New York City Council Header
File #: Res 1002-2011    Version: * Name: Limit the sale of alcopops to liquor stores.
Type: Resolution Status: Filed
Committee: Committee on Health
On agenda: 9/8/2011
Enactment date: Law number:
Title: Resolution calling upon the New York State Legislature to pass and the Governor to sign legislation which would limit the sale of alcopops to liquor stores.
Sponsors: Robert Jackson, G. Oliver Koppell, Ruben Wills, Inez E. Dickens, Julissa Ferreras-Copeland, Lewis A. Fidler, Letitia James, Brad S. Lander, Rosie Mendez, Deborah L. Rose, Albert Vann, Jumaane D. Williams, Peter F. Vallone, Jr.
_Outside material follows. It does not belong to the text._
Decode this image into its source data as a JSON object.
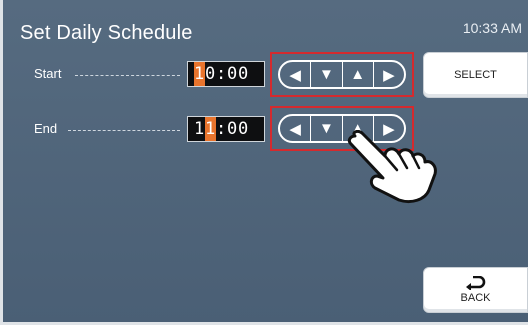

Council Member Sponsors: 13
Res. No. 1002
 
 
Resolution calling upon the New York State Legislature to pass and the Governor to sign legislation which would limit the sale of alcopops to liquor stores.
 
 
By Council Members Jackson, Koppell, Wills, Dickens, Ferreras, Fidler, James, Lander, Mendez, Rose, Vann, Williams and Vallone
 
Whereas, According to the National Institute on Alcohol Abuse and Alcoholism, approximately 5,000 young people under the age of 21 die as a result of underage drinking each year, including approximately 1,900 who are killed in  automobile crashes; and
Whereas, In New York City, it is estimated that alcohol causes 1,500 deaths every year, making it the third-leading cause of preventable death; and
Whereas, According to the New York City Department of Health and Mental Hygiene, two out of five adolescents who begin drinking before age 15 will become dependent on alcohol within their lifetimes; and
Whereas, Approximately one out of eight of individuals between 18 and 20 years are already alcohol dependent; and
Whereas, The Department asserts that many younger drinkers initiate alcohol use through consuming "alcopops," which are premixed, sweet, carbonated flavored malt beverages with alcohol volumes as high as 12 percent; and
Whereas, These products are generally advertised with youth appeal, as they are often colorful, available in many fruity flavors and resemble soft drinks; and
Whereas, More than two-thirds of high school aged students reported drinking alcopops in the past year; and
Whereas, While alcopops are often consumed by teenage girls and underage drinkers, these products have the effect of serving as a bridge to other alcoholic products which are less sweet; and
Whereas, Throughout New York City, more than 20 percent of high school students who drink, report purchasing or obtaining their alcohol from retail stores, including delis, grocery stores and mini-marts, where these products are sold alongside beer, tea and sports drinks; and
Whereas, Because of its high alcohol content, New York State should not allow the sale of alcopops at the same place where non-alcoholic beverages are sold since youth are present at these locations; and
      Whereas, New York State must protect its children and deter underage alcohol consumption by restricting the sale of alcopops to stores with a liquor license; and  
      Whereas, In order to prevent youth from obtaining these beverages, Senator Jeffrey Klein and Assemblymember Felix Ortiz introduced S4221-A and A.6914, respectively, which would amend the Alcoholic Beverage Control Law by classifying flavored malt beverages as liquor for distribution, wholesale and retail sale purposes; and
      Whereas, S4221-A/A.6914 seek to amend the definition of liquor to include flavored malt beverages for the purposes of distribution, wholesale and retail sale; and
      Whereas, S4221-A/A.6914 would define a flavored malt beverage as an alcoholic beverage containing more than six percent alcohol and more than one percent sugar in the form of flavors such as fruit juice, among other ingredients; and
 
Whereas, Restricting the sale of all alcopops to liquor stores would dramatically decrease youth availability to these products; and
Whereas, This legislation represents a significant step in curtailing underage drinking of these dangerous substances; and
Whereas, This legislation would further protect children if the definition of flavored malt beverages was expanded to include products with lower alcohol contents, as several of the alcopops popular with youth have less than six percent alcohol content; and
Whereas, Currently, there are 8,700 retail outlets in New York City where underage minors can potentially purchase and obtain these products; now, therefore, be it
      Resolved, That the Council of the City of New York calls upon the New York State Legislature to pass and the Governor to sign legislation which would limit the sale of alcopops to liquor stores.